As I’m sure you know, you need a lot. Quite often what we do is take a combination of real designs, use that to generate synthetic designs to produce the data which has order of a million training samples in it. I must admit it does vary from problem to problem. One thing we have been doing is doing machine learning based optimization with as few as 50 samples. And that is doable for the right problem, with the right set of machine learning tools, in that case, what’s called surrogate modeling together with Bayesian optimization or the candidate algorithm. But other times, if you want to train a deep network, for example, you need a very large, very rich data set. And you somehow have to generate the order of a million samples for that training data set.
But there are ways of doing that, and those methods of generating that data in themselves are an intellectual exercise. So how can you generate a useful range of data for training a deep learning model.
Have you seen any application of machine learning in EDA or single integrity or in the electronics industry in practice? Have you seen any application today?
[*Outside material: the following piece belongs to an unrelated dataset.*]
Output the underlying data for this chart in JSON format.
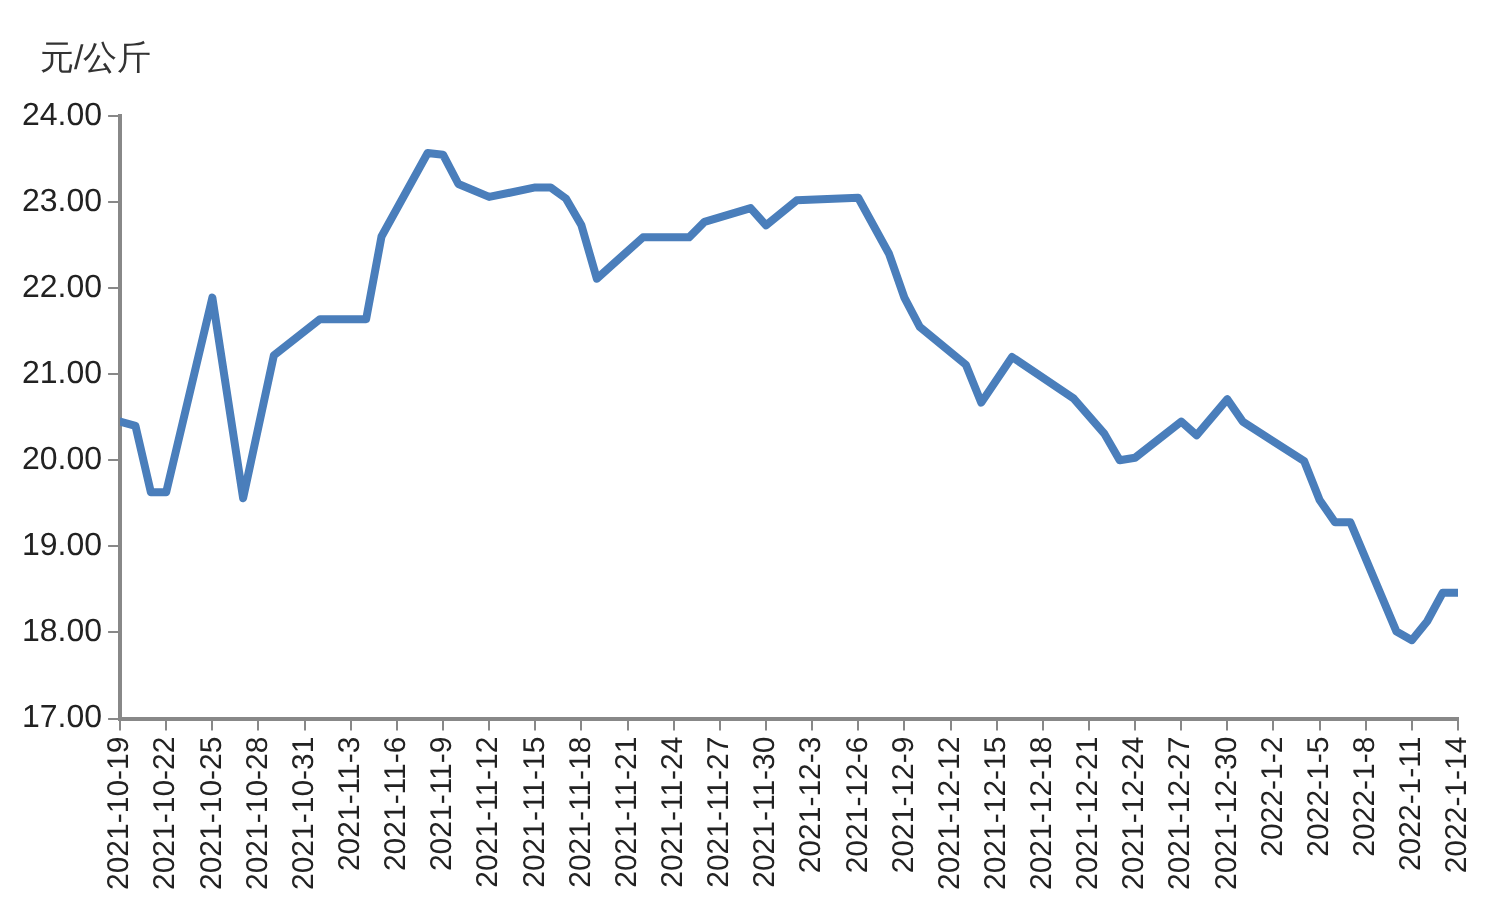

Yes, actually. Within our center we produce machine learning models for the drivers, the interconnect structures, the receivers. We have a project right now at Georgia Tech, within the center, I’m not running the project but a colleague of mine is. Where they’re trying to use machine learning to identify the combinatorial worse case for simulation. So rather than simulate every net in the design, every cross talk scenario in the design, use machine learning to produce a synthetic example of the worst case combination. And all you have to do is solve that problem to solve the design as a whole.
What would you say about DesignCon and how it’s important to the industry?
Obviously, as an academic, I think education is important and I think any engineer needs to continuously educate themselves and improve their knowledge base and improve their ability to execute. The world changes almost totally every five to ten years and engineers have to live with that cycle and be prepared for that cycle and prepare themselves for that cycle. Conferences such as DesignCon can help educate engineers as to what the upcoming changes are, how to prepare for them, and sometimes even train them directly in how to prepare for those changes.
I totally want to know how to apply machine learning to our business and I want to do it now.
Again, the issue comes down to, if you’re concerned about yourself, do you have enough data for a data-driven model to identify those relationships? I mean if you introduce a new material and it catches you off guard because it doesn’t adhere enough to the other laminates, there’s no data. You’re just going to be caught out.
But regular work that we do over and over or things that fit within this universe that we have a lot of data on, machine learning should be able to help a lot with, I will say, speeding up the process?
Yes. The way that we think about it today, even any of our automation that we put in place, is the automation will run and then the human will review the results. So the human is not running automation, waiting, running, waiting, running, waiting. The automation runs and returns back all the results and then the human quickly sifts through.
So I’m thinking that machine learning could help reduce the amount of engagement a human has to do?
Yes. But in the beginning it will be the human is engaging and the machine learning, and creating the data set for the machine learning to learn off of.
Human-generated data and capturing those relationships that the human can identify is a good thing for machine learning to do.
So if I say, or my project that I want to, business-wise I want to reduce the time it takes, meaning I want to reduce the human involvement, something very big, a general goal like that. It sounds like the first step is to understand the exact, define the exact problem you are exactly trying to solve and it might be a list of 20 problems but all kind of related to each other. And then when you define the problem well then you can then define how does the data have to be captured.